Bash's echo command is broken. You can't reliably print variable contents using echo.

This video explores how it's broken, and some things you can do to work around it.
There's even a demo of a bug in some other software caused by the strange behaviour of echo.

!!! Spoilers for the challenge below !!!

At the end of the video is this challenge:

make bash's echo print "-n" with no other characters, not even the newline, without using any other commands, without piping the output anywhere.

Some things people often try that don't work:

echo -n - -n
echo -n -- -n

unix commands often interpret a "-" or a "--" as "don't process any further arguments as options to the command, but as something less special". echo in bash does not do this. The first option above does work for zsh though, so points to zsh for making that work. The second option in that list works for fish, which imho has the most sensible and predictable echo implementation. Neither works for bash. bash just prints those dashes.
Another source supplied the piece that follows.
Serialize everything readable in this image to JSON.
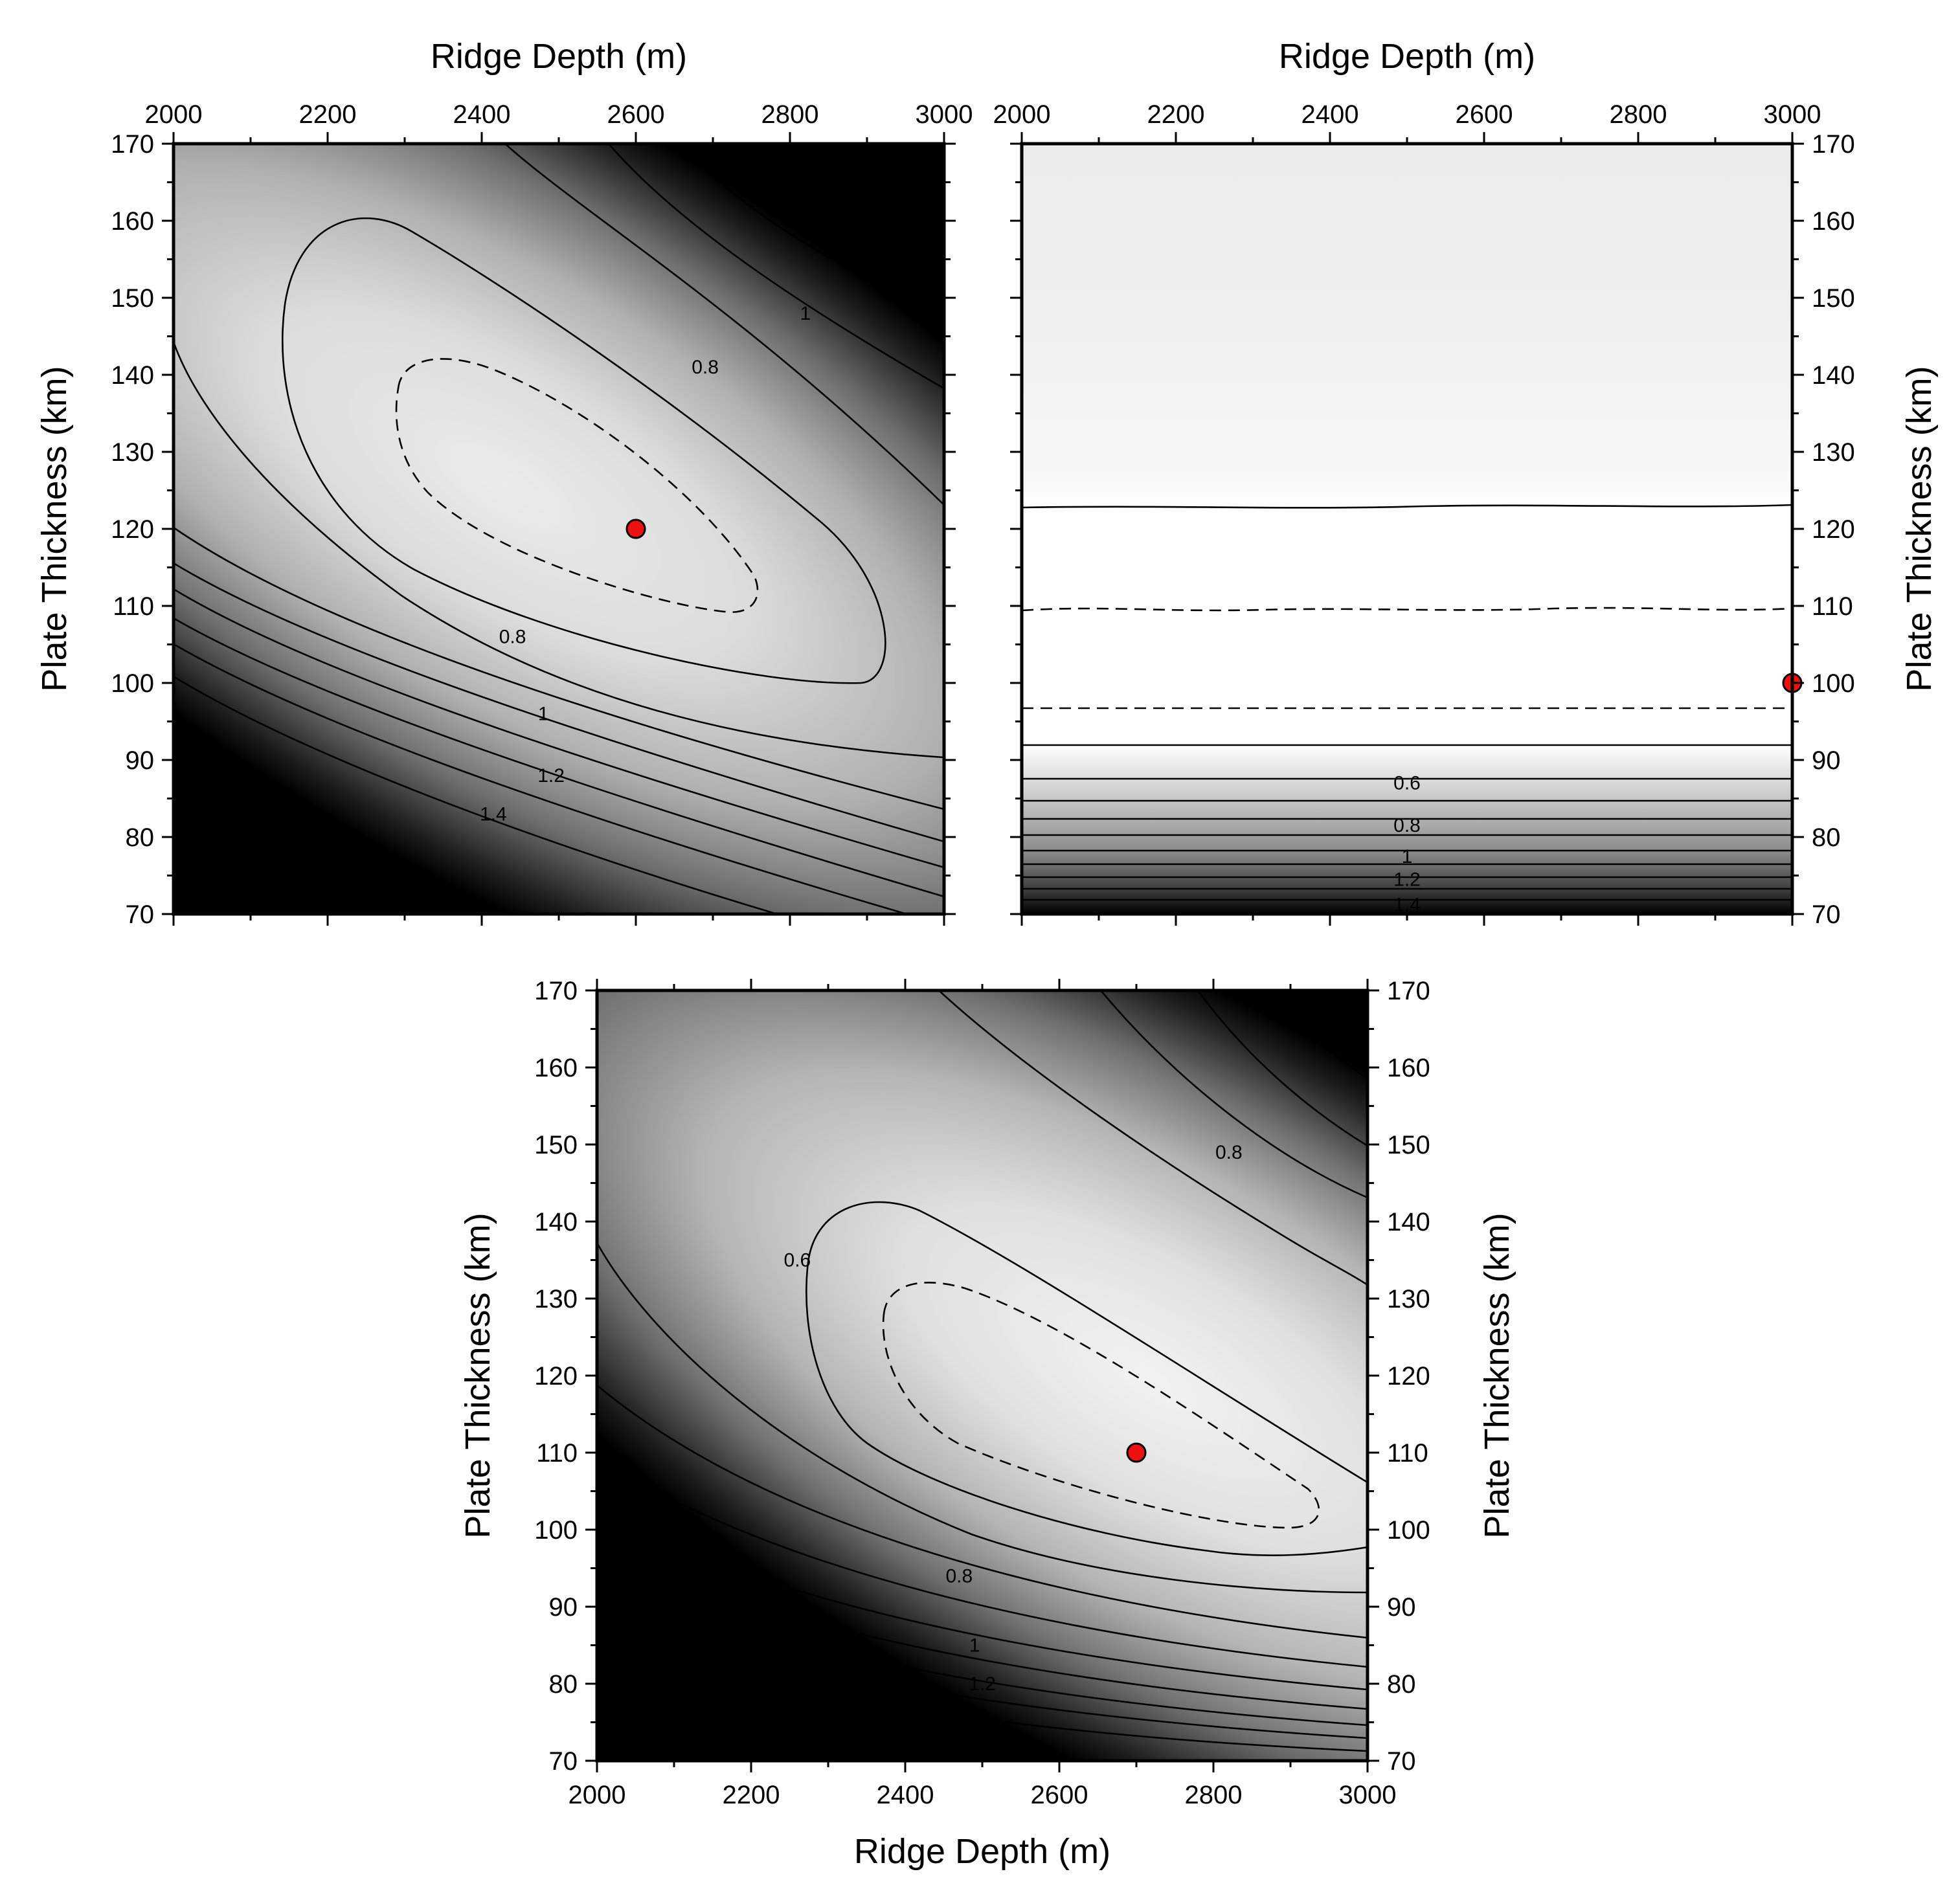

The things that _do_ work for bash are as follows:

echo -en '\u002dn'
echo -e '-n\c'

The first option there uses an escape sequence to generate the dash, which is not interpreted at option parsing time, but comes much later, thus preventing bash interpreting it as an option.

The second one uses a very special escape sequence, "\c", which means "stop outputting at this point". Since "\" is not a valid echo option, the argument is not interpreted as special. It does not appear in the output, because it is the "stop now" escape sequence, therefore you just get the "-n".

You might be tempted to use the '\c' trick to try and enable reliable printing of variables, but actually this doesn't work. For example, the following might be tempting at first:

echo -e "$VAR\n\c"

But remember that the "-e" means anything in VAR that looks like an escape sequence is now going to be interpreted by echo, and so the variable won't be printed correctly.